Consider that most monitors are now 16/10 or 16/9, i.e. not in 4/3 aspect ratio any more.
Therefore, it's not a loss of space to put a tree on the left, or even the commands toolbar on the left side instead of the top of the window. Your first screenshot was not the worse, in this aspect. I just write a log viewer with this design: the log events has the full application height.
Office 2007/2010 ribbon for instance is nice looking, but takes too much vertical space IMHO on daily use. Some users (among me) are frustrated by this ribbon. For instance, I don't find it very usable in a notebook. Greatest user interfaces gives full space to content, not commands. Chrome is a good example of this. And mobile applications tend to maximize the available space use.
Just my 2 cents.
Personally speaking, about your first screen shot, the toolbar buttons are too big. They are much too strong a presence, even at second glance.
I would reduce their size. Or, when this program targets children or touching devices, the other controls and font sizes should be enlarged.
You are trying to create a tabbed application, So I'd suggest using some sort of tab-control.
Even the Delphi default one allows you to add pictures to the tabs.
Something like this:
A few considerations:
How often is the app used?
If the app will be used very daily by your users, try to maximize usable space, i.e. make the controls as small as need be.
If the app is used rarely by your users, make the controls big and bright, label every button so things are clear, and time figuring out where is what is minimized, this also means using familiar user interface elements.
Are you targeting elephants or mice?
If you audience is computer savvy (mice), you can get away with more experiments and bling; if you are dealing with perpetual beginners you will need to stick to basic stuff.
Remember, the user interface is a contract
Make sure the controls behave as advertised. If something looks like a button make it behave like a button. Don't disguise a menu to look like a listbox/treeview.

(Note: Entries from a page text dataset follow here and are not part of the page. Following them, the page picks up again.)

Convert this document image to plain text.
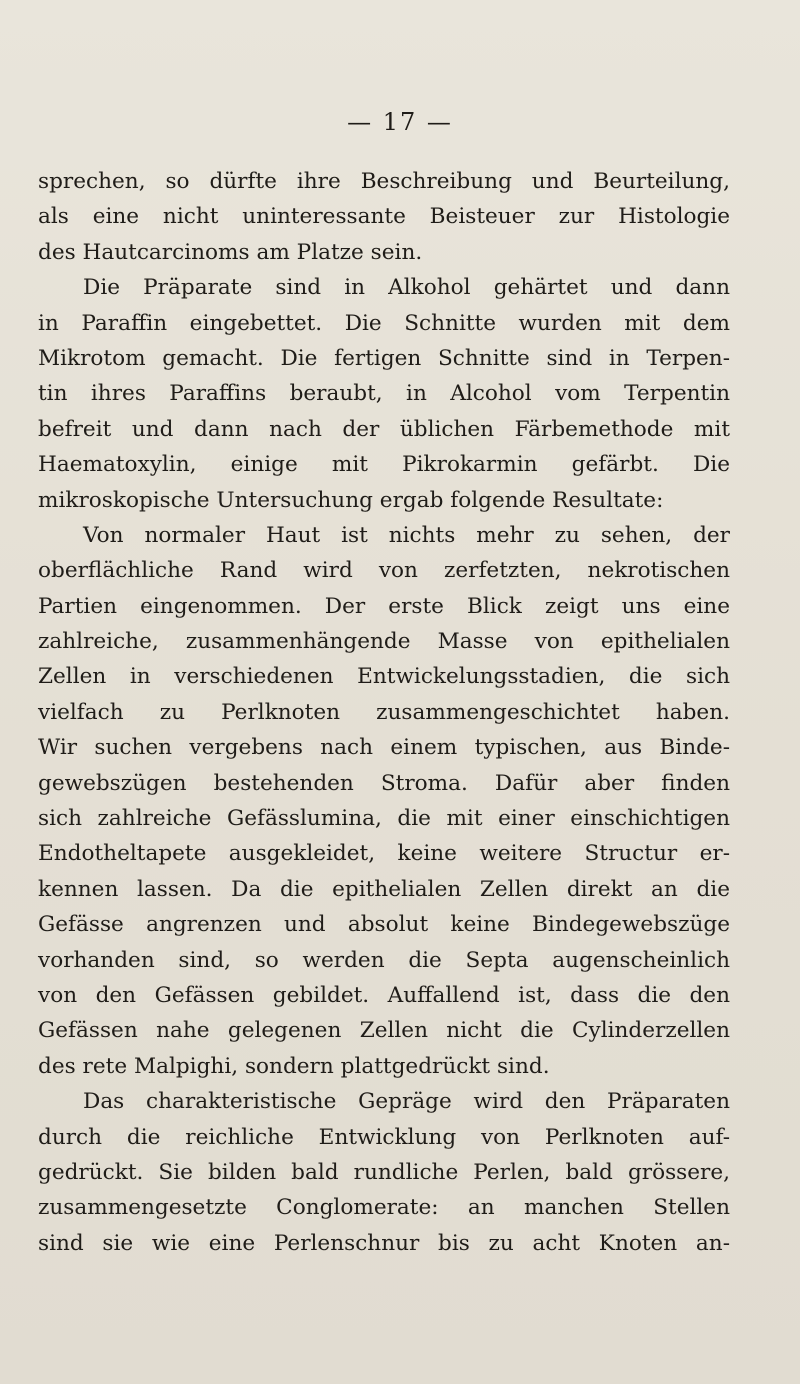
— 17 —
sprechen, so dürfte ihre Beschreibung und Beurteilung,
als eine nicht uninteressante Beisteuer zur Histologie
des Hautcarcinoms am Platze sein.
Die Präparate sind in Alkohol gehärtet und dann
in Paraffin eingebettet. Die Schnitte wurden mit dem
Mikrotom gemacht. Die fertigen Schnitte sind in Terpen-
tin ihres Paraffins beraubt, in Alcohol vom Terpentin
befreit und dann nach der üblichen Färbemethode mit
Haematoxylin, einige mit Pikrokarmin gefärbt. Die
mikroskopische Untersuchung ergab folgende Resultate:
Von normaler Haut ist nichts mehr zu sehen, der
oberflächliche Rand wird von zerfetzten, nekrotischen
Partien eingenommen. Der erste Blick zeigt uns eine
zahlreiche, zusammenhängende Masse von epithelialen
Zellen in verschiedenen Entwickelungsstadien, die sich
vielfach zu Perlknoten zusammengeschichtet haben.
Wir suchen vergebens nach einem typischen, aus Binde-
gewebszügen bestehenden Stroma. Dafür aber finden
sich zahlreiche Gefässlumina, die mit einer einschichtigen
Endotheltapete ausgekleidet, keine weitere Structur er-
kennen lassen. Da die epithelialen Zellen direkt an die
Gefässe angrenzen und absolut keine Bindegewebszüge
vorhanden sind, so werden die Septa augenscheinlich
von den Gefässen gebildet. Auffallend ist, dass die den
Gefässen nahe gelegenen Zellen nicht die Cylinderzellen
des rete Malpighi, sondern plattgedrückt sind.
Das charakteristische Gepräge wird den Präparaten
durch die reichliche Entwicklung von Perlknoten auf-
gedrückt. Sie bilden bald rundliche Perlen, bald grössere,
zusammengesetzte Conglomerate: an manchen Stellen
sind sie wie eine Perlenschnur bis zu acht Knoten an-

A menu does an action (it's a hidden button), a listbox selects one item that can be acted upon.
My opinion
I dislike your initial screenshot because it tries to force a tabsheet/pagecontrol into the format of a treeview, whilst naming the items menus. This makes for a clumsy interface.
I've never seen a menu be used to switch between views, and the treeview makes for a mighty small target to hid. On top of that it allows for multiple nesting.

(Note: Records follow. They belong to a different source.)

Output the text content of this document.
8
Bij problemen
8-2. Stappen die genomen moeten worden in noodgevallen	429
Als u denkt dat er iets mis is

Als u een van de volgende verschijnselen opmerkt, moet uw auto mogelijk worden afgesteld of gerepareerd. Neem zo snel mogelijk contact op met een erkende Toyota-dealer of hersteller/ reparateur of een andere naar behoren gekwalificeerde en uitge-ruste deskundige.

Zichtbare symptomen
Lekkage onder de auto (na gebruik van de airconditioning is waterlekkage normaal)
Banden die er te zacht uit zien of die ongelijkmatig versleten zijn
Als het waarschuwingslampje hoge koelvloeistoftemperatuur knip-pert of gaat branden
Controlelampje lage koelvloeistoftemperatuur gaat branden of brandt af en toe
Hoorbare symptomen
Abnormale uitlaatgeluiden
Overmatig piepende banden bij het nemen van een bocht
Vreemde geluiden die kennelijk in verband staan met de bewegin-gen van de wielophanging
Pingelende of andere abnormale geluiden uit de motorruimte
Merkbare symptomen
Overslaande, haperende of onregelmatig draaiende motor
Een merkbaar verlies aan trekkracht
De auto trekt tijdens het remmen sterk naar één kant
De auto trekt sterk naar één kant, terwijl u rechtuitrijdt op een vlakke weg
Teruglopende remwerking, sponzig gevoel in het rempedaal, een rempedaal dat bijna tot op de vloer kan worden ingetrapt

The tree is a concept that every programmer understands, but very few people outside that group grok, IMHO, don't use a tree in your application! and avoid the treeview.

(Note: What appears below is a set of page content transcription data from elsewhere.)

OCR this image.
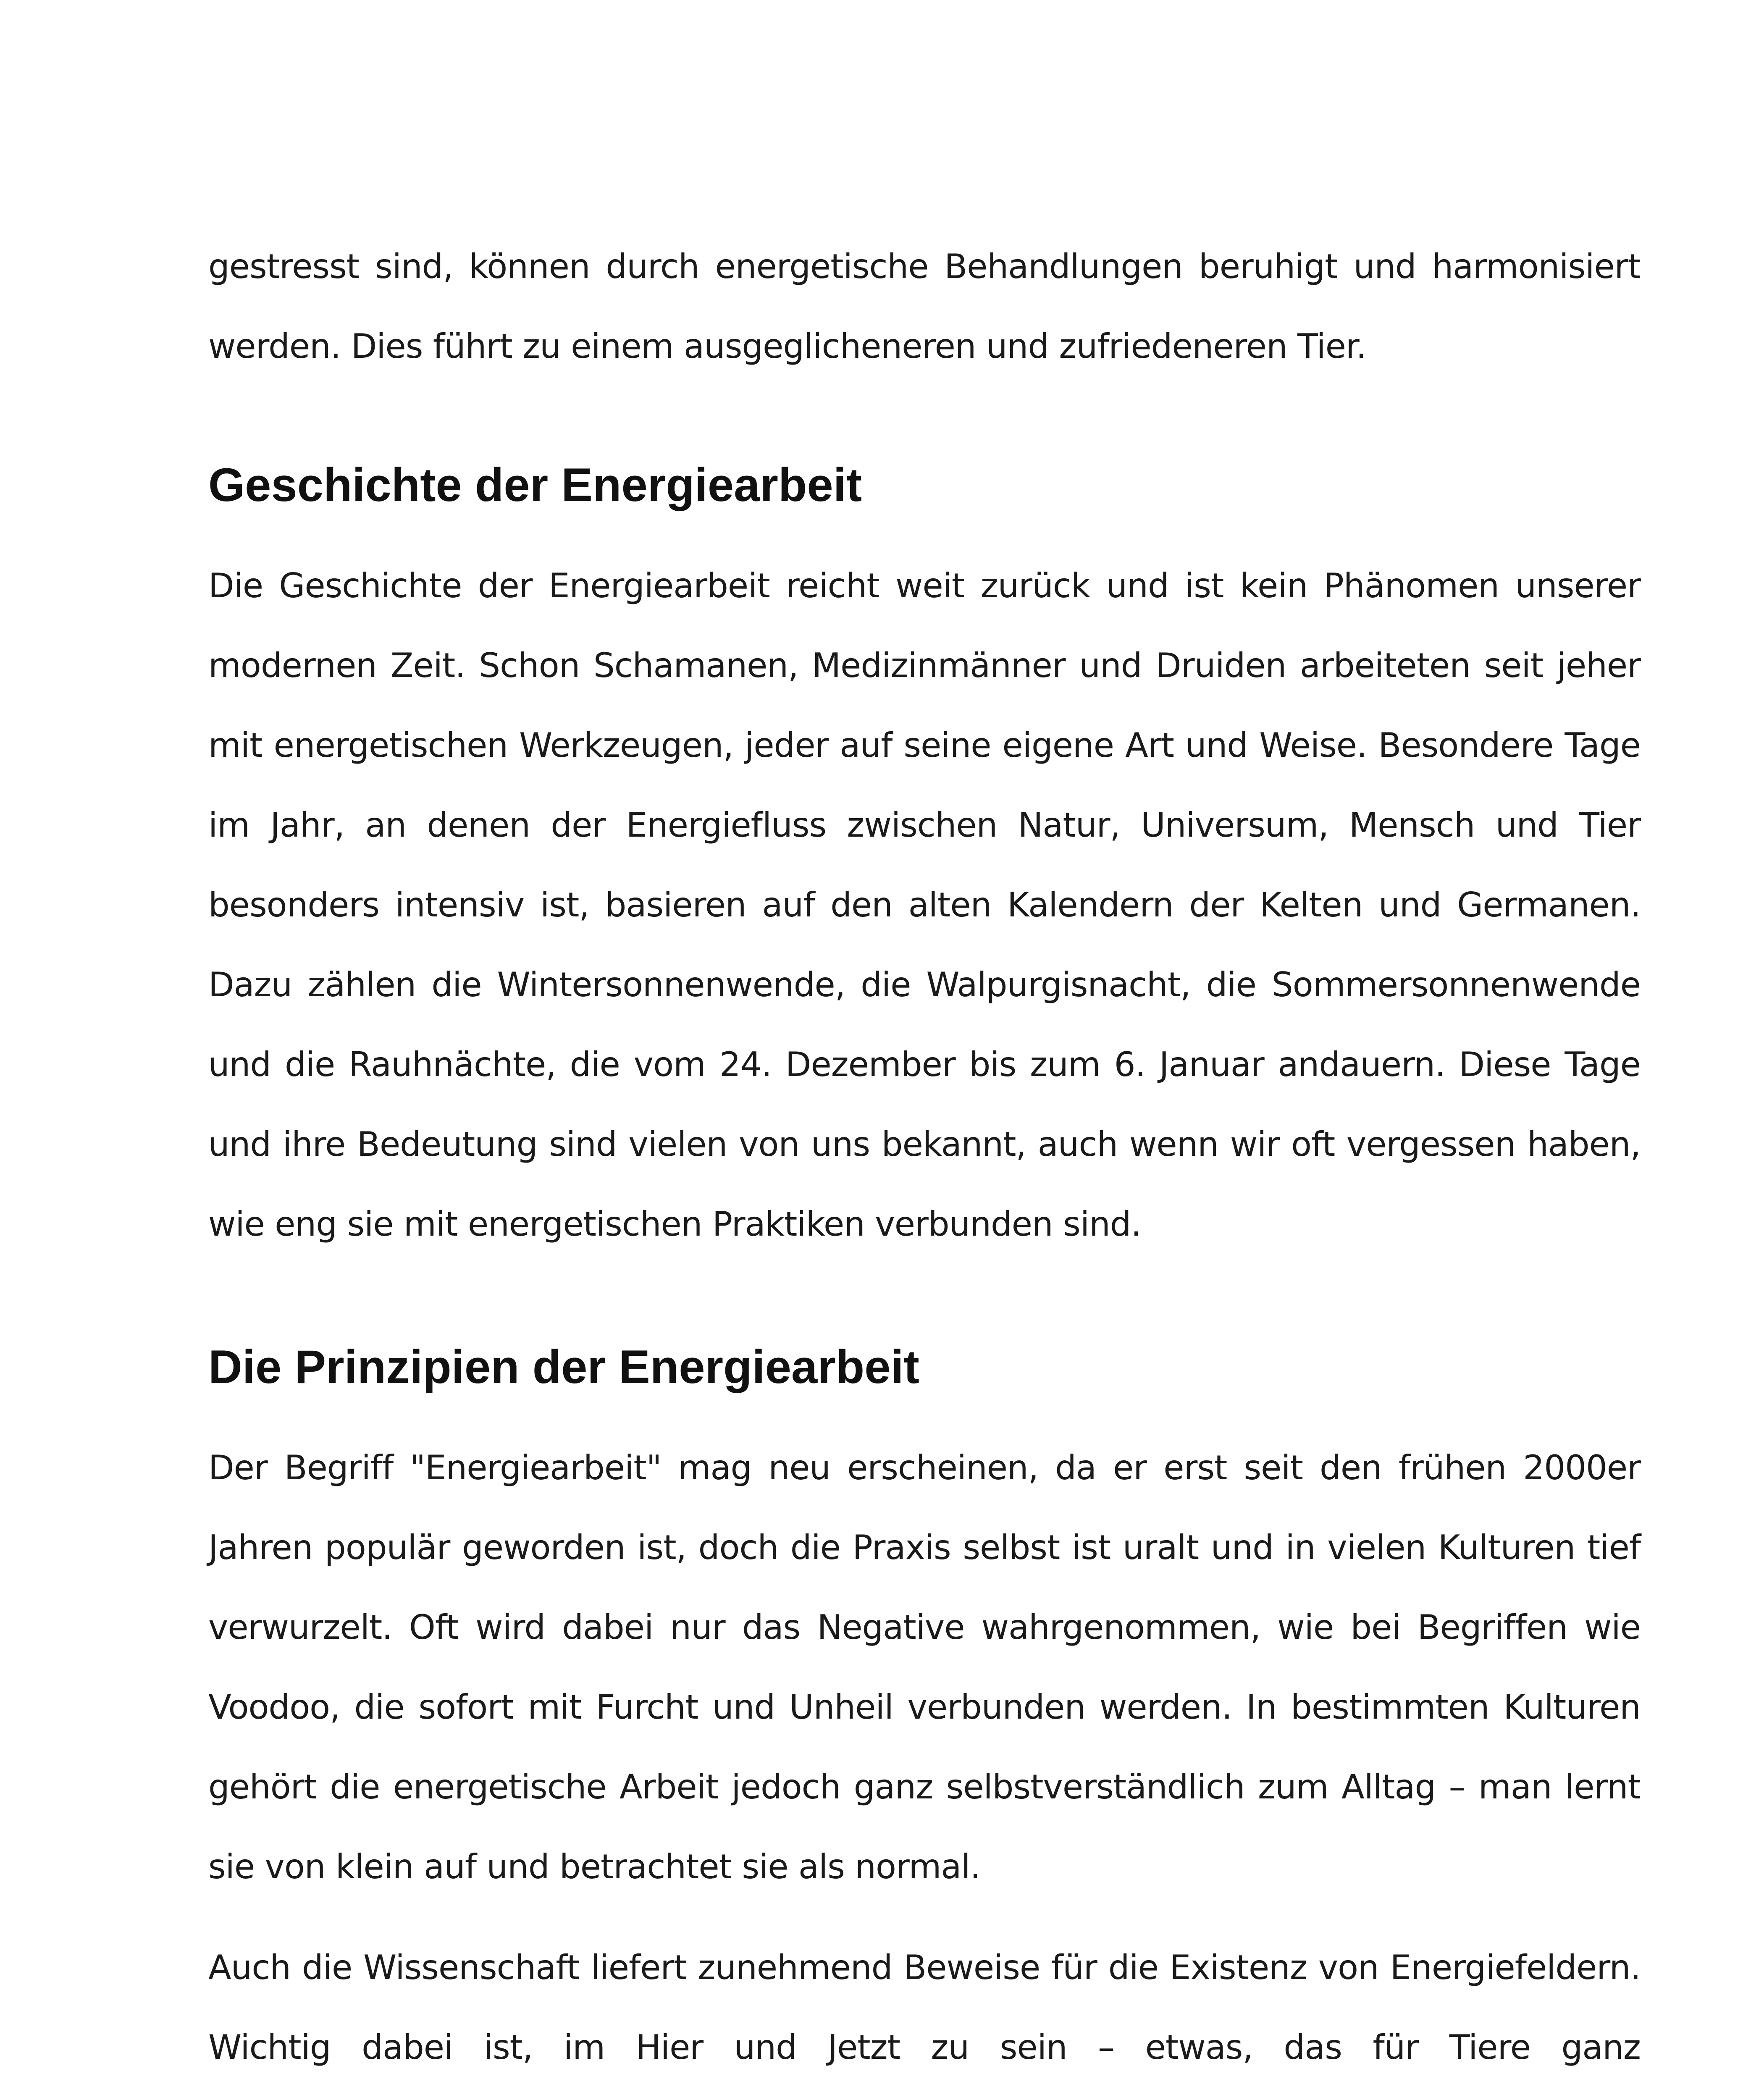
gestresst sind, können durch energetische Behandlungen beruhigt und harmonisiert werden. Dies führt zu einem ausgeglicheneren und zufriedeneren Tier.

Geschichte der Energiearbeit

Die Geschichte der Energiearbeit reicht weit zurück und ist kein Phänomen unserer modernen Zeit. Schon Schamanen, Medizinmänner und Druiden arbeiteten seit jeher mit energetischen Werkzeugen, jeder auf seine eigene Art und Weise. Besondere Tage im Jahr, an denen der Energiefluss zwischen Natur, Universum, Mensch und Tier besonders intensiv ist, basieren auf den alten Kalendern der Kelten und Germanen. Dazu zählen die Wintersonnenwende, die Walpurgisnacht, die Sommersonnenwende und die Rauhnächte, die vom 24. Dezember bis zum 6. Januar andauern. Diese Tage und ihre Bedeutung sind vielen von uns bekannt, auch wenn wir oft vergessen haben, wie eng sie mit energetischen Praktiken verbunden sind.

Die Prinzipien der Energiearbeit

Der Begriff "Energiearbeit" mag neu erscheinen, da er erst seit den frühen 2000er Jahren populär geworden ist, doch die Praxis selbst ist uralt und in vielen Kulturen tief verwurzelt. Oft wird dabei nur das Negative wahrgenommen, wie bei Begriffen wie Voodoo, die sofort mit Furcht und Unheil verbunden werden. In bestimmten Kulturen gehört die energetische Arbeit jedoch ganz selbstverständlich zum Alltag – man lernt sie von klein auf und betrachtet sie als normal.

Auch die Wissenschaft liefert zunehmend Beweise für die Existenz von Energiefeldern. Wichtig dabei ist, im Hier und Jetzt zu sein – etwas, das für Tiere ganz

It's a poor control to work with because:
It allows nesting > 2 a NONO in my book;
It is too small to hit with a mouse, even worse with a touchpad;
What's up with the [>] sign in front, why would I want to collapse a tree with just 1 level of nesting and when I do and the [+] is visible in front of "main menu" where on earth have my submenu items gone?
I love your last version, but
It needs text labels for every button;
Make the vertical pagecontrol, look like some sort of tabbed sheet, this will make your intent instantly clear;
I would love to see a statusbar;
Glass may look cool, but having the junk from screens below shine through your app sure makes everything look busy, not a good thing if you're trying to focus on this particular app;
Make sure to put splitters between all panels, and make sure to visually highlight the splitter by setting beveled:= true and width/height:= 5 so you can actually hit that splitter
The info panel has its own caption, a huge waste of space. It's bad enough that every window has a title bar that does almost nothing, don't multiply non-interactive space.
Finally
Do as David says and buy a copy of about face, it's the best book on UI design I've seen by far. http://www.cooper.com/#about:books
First picture is the best version for standard desktops with mouse.
Third picture will be good for tablets with their touch screens. But it needs some improvements. Currently I can't see on which page I am now, even more: there are no signs that those buttons actually switch pages. I think, you need some sort of tabcontrol here.